Wanderschäferei, Tradition und Nachhaltigkeit
Jaén – Schon ein halbes Jahrhundert lang führt der zweiundsechzigjährige Daniel García im Frühling seine Schafe von der Weide hinauf ins Gebirge der Sierra de Segura (Provinz Jaén, Andalusien), wo die Herde die Sommermonate verbringt.
Die Wanderschäferei ist eine in Spanien tief verwurzelte Tradition, die im vergangenen Jahr von der Regierung zum immateriellen Kulturgut erklärt wurde. Schon König Alfons der Weise gründete 1273 den „Ehrenwerten Rat der Mesta“ (Consejo de la Mesta), eine nationale Vereinigung von Hirten, die nicht selten Sonderrechte genossen.
In Rahmen dieser Vereinigung entstanden im Laufe der Zeit 125.000 Triftwege und ein 420.000 Hektar großes geschütztes Gebiet, das die Hirten mit ihren Herden noch heute ungehindert durchqueren dürfen. Diese Wege verknüpfen die vielseitigen Zonen des spanischen Ökosystems miteinander.
Jahr für Jahr macht sich Daniel García mit seinen 700 Schafen auf den Weg ins Gebirge. Mit Pfiffen weist er den Tieren den Weg auf die Sommerweide. Acht Tage sind sie unterwegs, bis sie ihr 1.700 Meter hohes Ziel erreichen. Kurz vor dem Gipfel spurten die Schafe plötzlich los, „sie wittern das frische Gras “, meint Daniel.
Heute legt er den Weg nicht mehr wie früher mit seiner Stute alleine zurück. Und er verbringt die Nächte auch nicht mehr, mit einem Schafsfell bedeckt, unter freiem Himmel. Zwei Kollegen mit einem Jeep begleiten ihn, abends stellen sie ein Zelt auf. Seine Gefährten sind zwei junge Männer, die das Handwerk von ihren Vätern übernommen haben. Beide mit iPhone „bewaffnet“, in Sportkleidung.

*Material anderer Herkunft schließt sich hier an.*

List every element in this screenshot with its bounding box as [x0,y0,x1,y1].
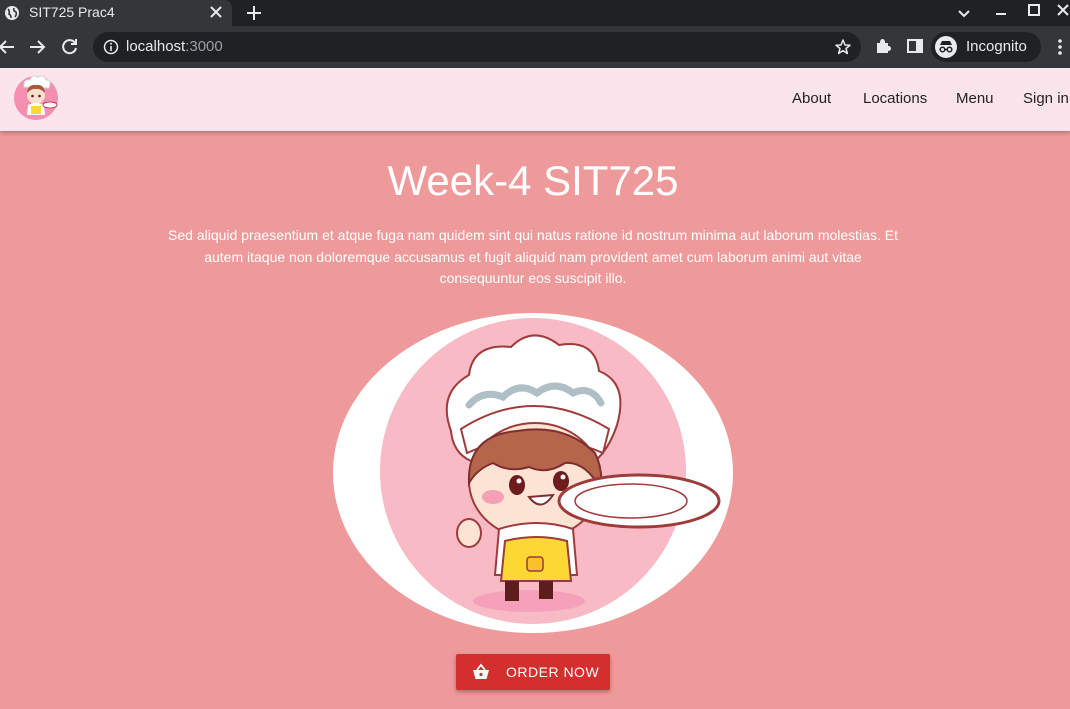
star-icon[interactable] [834,38,852,56]
chef-logo[interactable] [12,73,60,121]
minimize-icon[interactable] [991,3,1011,23]
hero-title: Week-4 SIT725 [387,157,679,204]
info-icon[interactable] [103,39,119,55]
close-icon[interactable] [207,3,225,21]
url-host: localhost [126,38,186,55]
nav-link-locations[interactable]: Locations [863,90,927,107]
more-icon[interactable] [1052,37,1068,57]
nav-link-about[interactable]: About [792,90,831,107]
plus-icon[interactable] [244,3,264,23]
nav-link-sign-in[interactable]: Sign in [1023,90,1069,107]
nav-link-menu[interactable]: Menu [956,90,994,107]
order-now-button[interactable]: ORDER NOW [456,654,610,690]
window-close-icon[interactable] [1054,3,1070,23]
side-panel-icon[interactable] [906,37,924,55]
maximize-icon[interactable] [1024,3,1044,23]
address-bar[interactable]: localhost:3000 [93,32,861,62]
globe-icon [5,6,19,20]
browser-toolbar: localhost:3000 Incognito [0,26,1070,68]
url-port: :3000 [185,38,223,55]
tab-title: SIT725 Prac4 [29,4,115,20]
puzzle-icon[interactable] [874,37,892,55]
order-now-label: ORDER NOW [506,664,600,680]
forward-icon[interactable] [28,37,48,57]
browser-tab[interactable]: SIT725 Prac4 [0,0,232,26]
tab-strip: SIT725 Prac4 [0,0,1070,26]
chevron-down-icon[interactable] [954,3,974,23]
site-navbar: About Locations Menu Sign in [0,68,1070,131]
incognito-badge[interactable]: Incognito [931,32,1041,62]
incognito-label: Incognito [966,38,1027,55]
reload-icon[interactable] [60,37,80,57]
hero-description: Sed aliquid praesentium et atque fuga na… [168,227,898,286]
basket-icon [473,663,489,679]
url-text: localhost:3000 [126,38,223,55]
back-icon[interactable] [0,37,16,57]
chef-illustration [333,313,733,633]
incognito-icon [935,36,957,58]
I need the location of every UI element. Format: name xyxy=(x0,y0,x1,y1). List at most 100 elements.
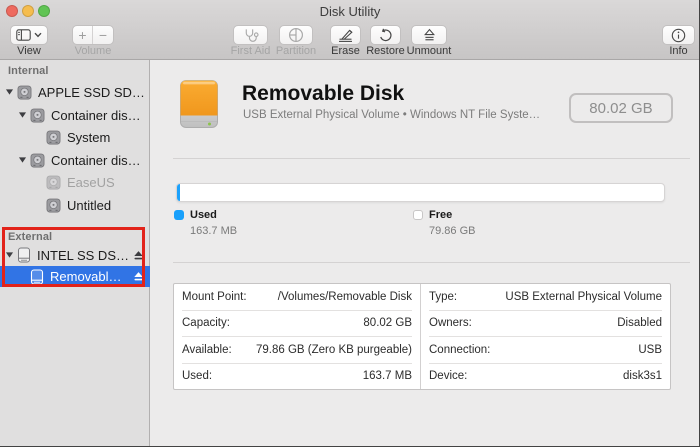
legend-used: Used 163.7 MB xyxy=(174,209,237,237)
disclosure-triangle-icon[interactable] xyxy=(5,251,14,259)
info-label: Info xyxy=(651,45,700,57)
erase-button[interactable] xyxy=(330,25,361,45)
detail-label: Type: xyxy=(429,291,457,303)
disk-utility-window: Disk Utility View + − Volume xyxy=(0,0,700,447)
sidebar-item-label: INTEL SS DS… xyxy=(37,248,129,263)
unmount-eject-icon xyxy=(423,28,436,43)
sidebar-section-internal: Internal xyxy=(8,65,49,77)
internal-disk-icon xyxy=(17,85,32,100)
used-legend-swatch xyxy=(174,210,184,220)
disclosure-triangle-icon[interactable] xyxy=(5,88,14,96)
partition-label: Partition xyxy=(268,45,324,57)
table-row: Used: 163.7 MB xyxy=(182,363,412,390)
detail-value: USB External Physical Volume xyxy=(505,291,662,303)
chevron-down-icon xyxy=(34,32,42,38)
sidebar-item-label: Untitled xyxy=(67,198,111,213)
external-disk-icon xyxy=(17,247,31,263)
first-aid-button[interactable] xyxy=(233,25,268,45)
details-right-column: Type: USB External Physical Volume Owner… xyxy=(420,284,670,389)
detail-value: Disabled xyxy=(617,317,662,329)
window-chrome: Disk Utility View + − Volume xyxy=(0,0,700,60)
info-icon xyxy=(671,28,686,43)
detail-value: /Volumes/Removable Disk xyxy=(278,291,412,303)
detail-label: Owners: xyxy=(429,317,472,329)
sidebar-item-system[interactable]: System xyxy=(0,126,150,148)
table-row: Type: USB External Physical Volume xyxy=(429,284,662,310)
used-legend-value: 163.7 MB xyxy=(190,225,237,237)
sidebar-item-easeus[interactable]: EaseUS xyxy=(0,171,150,193)
partition-pie-icon xyxy=(288,27,304,43)
storage-usage-bar xyxy=(176,183,665,202)
volume-segmented-control: + − xyxy=(72,25,114,45)
sidebar-item-untitled[interactable]: Untitled xyxy=(0,194,150,216)
main-panel: Removable Disk USB External Physical Vol… xyxy=(151,60,700,447)
divider xyxy=(173,262,690,263)
sidebar: Internal APPLE SSD SD… xyxy=(0,60,150,447)
sidebar-item-container-1[interactable]: Container dis… xyxy=(0,104,150,126)
sidebar-item-container-2[interactable]: Container dis… xyxy=(0,149,150,171)
table-row: Device: disk3s1 xyxy=(429,363,662,390)
view-button[interactable] xyxy=(10,25,48,45)
detail-value: disk3s1 xyxy=(623,370,662,382)
table-row: Connection: USB xyxy=(429,336,662,363)
sidebar-item-apple-ssd[interactable]: APPLE SSD SD… xyxy=(0,81,150,103)
sidebar-item-label: Removabl… xyxy=(50,269,122,284)
disclosure-triangle-icon[interactable] xyxy=(18,156,27,164)
detail-label: Device: xyxy=(429,370,467,382)
detail-label: Connection: xyxy=(429,344,490,356)
restore-arrow-icon xyxy=(378,28,393,43)
free-legend-value: 79.86 GB xyxy=(429,225,475,237)
sidebar-item-removable-disk[interactable]: Removabl… xyxy=(0,266,150,287)
volume-size-badge: 80.02 GB xyxy=(569,93,673,123)
detail-value: USB xyxy=(638,344,662,356)
sidebar-section-external: External xyxy=(8,231,52,243)
volume-details-table: Mount Point: /Volumes/Removable Disk Cap… xyxy=(173,283,671,390)
used-legend-label: Used xyxy=(190,209,237,221)
info-button[interactable] xyxy=(662,25,695,45)
volume-label: Volume xyxy=(65,45,121,57)
sidebar-panel-icon xyxy=(16,29,31,41)
internal-disk-icon xyxy=(46,130,61,145)
unmount-button[interactable] xyxy=(411,25,447,45)
detail-label: Used: xyxy=(182,370,212,382)
view-button-label: View xyxy=(6,45,52,57)
legend-free: Free 79.86 GB xyxy=(413,209,475,237)
internal-disk-icon xyxy=(46,175,61,190)
disclosure-triangle-icon[interactable] xyxy=(18,111,27,119)
table-row: Mount Point: /Volumes/Removable Disk xyxy=(182,284,412,310)
volume-title: Removable Disk xyxy=(242,82,404,106)
stethoscope-icon xyxy=(242,28,259,43)
detail-label: Available: xyxy=(182,344,232,356)
detail-label: Capacity: xyxy=(182,317,230,329)
sidebar-item-label: Container dis… xyxy=(51,108,141,123)
used-space-fill xyxy=(177,184,180,201)
free-legend-swatch xyxy=(413,210,423,220)
partition-button[interactable] xyxy=(279,25,313,45)
eject-icon[interactable] xyxy=(133,250,144,261)
sidebar-item-label: EaseUS xyxy=(67,175,115,190)
restore-button[interactable] xyxy=(370,25,401,45)
detail-value: 163.7 MB xyxy=(363,370,412,382)
detail-label: Mount Point: xyxy=(182,291,247,303)
unmount-label: Unmount xyxy=(399,45,459,57)
add-volume-button[interactable]: + xyxy=(73,26,93,44)
detail-value: 80.02 GB xyxy=(363,317,412,329)
table-row: Available: 79.86 GB (Zero KB purgeable) xyxy=(182,336,412,363)
window-title: Disk Utility xyxy=(0,4,700,19)
detail-value: 79.86 GB (Zero KB purgeable) xyxy=(256,344,412,356)
sidebar-item-label: System xyxy=(67,130,110,145)
details-left-column: Mount Point: /Volumes/Removable Disk Cap… xyxy=(174,284,420,389)
internal-disk-icon xyxy=(30,108,45,123)
volume-subtitle: USB External Physical Volume • Windows N… xyxy=(243,109,540,121)
eject-icon[interactable] xyxy=(133,271,144,282)
sidebar-item-label: Container dis… xyxy=(51,153,141,168)
removable-drive-icon xyxy=(180,80,218,128)
sidebar-item-label: APPLE SSD SD… xyxy=(38,85,145,100)
table-row: Owners: Disabled xyxy=(429,310,662,337)
internal-disk-icon xyxy=(30,153,45,168)
free-legend-label: Free xyxy=(429,209,475,221)
remove-volume-button[interactable]: − xyxy=(93,26,113,44)
table-row: Capacity: 80.02 GB xyxy=(182,310,412,337)
erase-pencil-icon xyxy=(337,28,354,43)
sidebar-item-intel-disk[interactable]: INTEL SS DS… xyxy=(0,244,150,266)
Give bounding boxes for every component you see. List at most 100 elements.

Jorge Morcillo gehört zu dieser neuen Generation von Hirten, die die langjährige Tradition ihrer Vorfahren weiterführt. Er spricht von der Nachhaltigkeit der Wanderschäferei: Die Weiden werden natürlich gedüngt, die Samen der Pflanzen werden verstreut, die Wege von Unkraut und Gestrüpp frei gehalten. Letzteres ist besonders für die Verhinderung von Waldbränden wichtig.
Die Wanderschäferei trägt wesentlich zum Erhalt des Ökosystems bei. 1.300 Landwirtschaftsbetriebe, die Schafe und Ziegen halten, und weitere 7.100 Betriebe, die der Rinderzucht gewidmet sind, schicken ihre Tiere jedes Jahr auf den Weg in Richtung Sommerweiden.